Another danger area I came across recently was hearing of a friend  I know who was moving a milling machine on which the table was traversed by a ball leads crew, He was lowering this machine and it tilted and the table shot forward like a racehorse, narrowly missing his hand against some other part of the machine When ball screws are fitted they run to a lower point , one does not have the locking characteristic's of a conventional lead screw


----------



## Uglydog (Jul 7, 2015)

It's the kind of experience that makes you wish you could vomit. But, you are to busy trying to figure out what you can do to prevent catastrophe.
Copious emesis would be a lot more fun!
I'm happy to hear that no injuries were incurred.


Daryl
MN


----------



## nobog (Sep 18, 2015)

I just saw this - might be a way to load & move a small mill / lathe - at least to get it in/out of a pickup truck, price seemed reasonable,

http://www.discountramps.com/apex-receiver-hitch-crane/p/HMC-1000/

JK


----------



## Bill Gruby (Sep 20, 2015)

There are a thousand stories in the Naked City and this has been on of them. Thank you for sharing it.

"Billy G"


----------



## Tony Wells (Sep 20, 2015)

Too much late night TV, Bill.....


----------



## Bill Gruby (Sep 20, 2015)




----------



## 6mmBR (Sep 21, 2015)

Here's mine going up right after it was delivered. It has since been moved to another bench, but it was rigged the same way then. Luckily, I did quite a bit of rigging in my job over the years. This was a piece of cake as they say.  Those shop cranes are a wonderful thing to have around. They don't move too well laterally, so I lower the load until it's just about the legs before moving a load. If I can I'll put the load right on the legs. With this lathe, it wasn't possible without using lumber. 

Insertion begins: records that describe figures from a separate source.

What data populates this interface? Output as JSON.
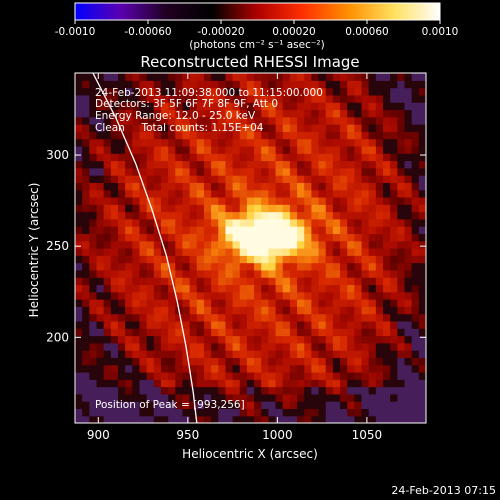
{
  "chart_data": {
    "type": "heatmap",
    "title": "Reconstructed RHESSI Image",
    "xlabel": "Heliocentric X (arcsec)",
    "ylabel": "Heliocentric Y (arcsec)",
    "xlim": [
      887,
      1083
    ],
    "ylim": [
      153,
      345
    ],
    "x_ticks": [
      900,
      950,
      1000,
      1050
    ],
    "y_ticks": [
      200,
      250,
      300
    ],
    "colorbar": {
      "range": [
        -0.001,
        0.001
      ],
      "ticks": [
        "-0.0010",
        "-0.00060",
        "-0.00020",
        "0.00020",
        "0.00060",
        "0.0010"
      ],
      "unit_label": "(photons cm⁻² s⁻¹ asec⁻²)",
      "colors": [
        "#0000ff",
        "#5a00b0",
        "#200020",
        "#000000",
        "#b00000",
        "#ff3000",
        "#ff9000",
        "#ffe060",
        "#ffffff"
      ]
    },
    "peak": {
      "x": 993,
      "y": 256
    },
    "limb_curve": [
      [
        897,
        345
      ],
      [
        910,
        320
      ],
      [
        921,
        295
      ],
      [
        930,
        270
      ],
      [
        938,
        245
      ],
      [
        944,
        220
      ],
      [
        949,
        195
      ],
      [
        953,
        170
      ],
      [
        955,
        153
      ]
    ],
    "annotations": {
      "time": "24-Feb-2013 11:09:38.000 to 11:15:00.000",
      "detectors": "Detectors: 3F 5F 6F 7F 8F 9F, Att 0",
      "energy": "Energy Range: 12.0 - 25.0 keV",
      "clean": "Clean     Total counts: 1.15E+04",
      "peak_text": "Position of Peak = [993,256]"
    }
  },
  "footer": {
    "timestamp": "24-Feb-2013 07:15"
  }
}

If you're not careful, though, rigging can hurt you and wreck equipment.


----------



## Firestopper (Sep 22, 2015)

Nice pick! I always cringe when I see folks strap around the outside of the lead screw.


----------



## Bill C. (Sep 22, 2015)

Did you have much trouble getting the straps spread out to find the balance points? She looks nice and level to me.


----------



## 6mmBR (Sep 22, 2015)

No, I got lucky the first time. I figured the headstock is the heaviest part, and played around with the straps while still low to the pallet. At first, it would be level with the straps closer together, but I didn't like that way so I spread them out like you see. It went up very nice and level. 
I almost screwed up and put the straps on the lead screw, but I caught it before I did it and routed them properly.


----------



## Leonard (Dec 29, 2015)

I've purchased a Craftex CX 707 12/36 lathe from Busy Bee Tools. I should be receiving it in a couple of weeks. I came to the site to get some ideas on lifting and moving it. I've picked up lots of good advise from you fine people with experience on the topic. Thanks for passing on your knowledge. Can't wait to get my new machine. 

Scott


----------



## sanddan (Dec 30, 2015)

On a lathe I do 3 straps. One at the lift point hear the headstock and the other 2 angled at each end. The 2 extras keep the load balanced and prevent tilt with the main strap taking the brunt of the load. Stills scares me every time, especially the lift up onto the stand. I also modified my engine hoist by spreading out the lags which makes it more stable. As noted above, always run the straps under the lead screws and not over them.


----------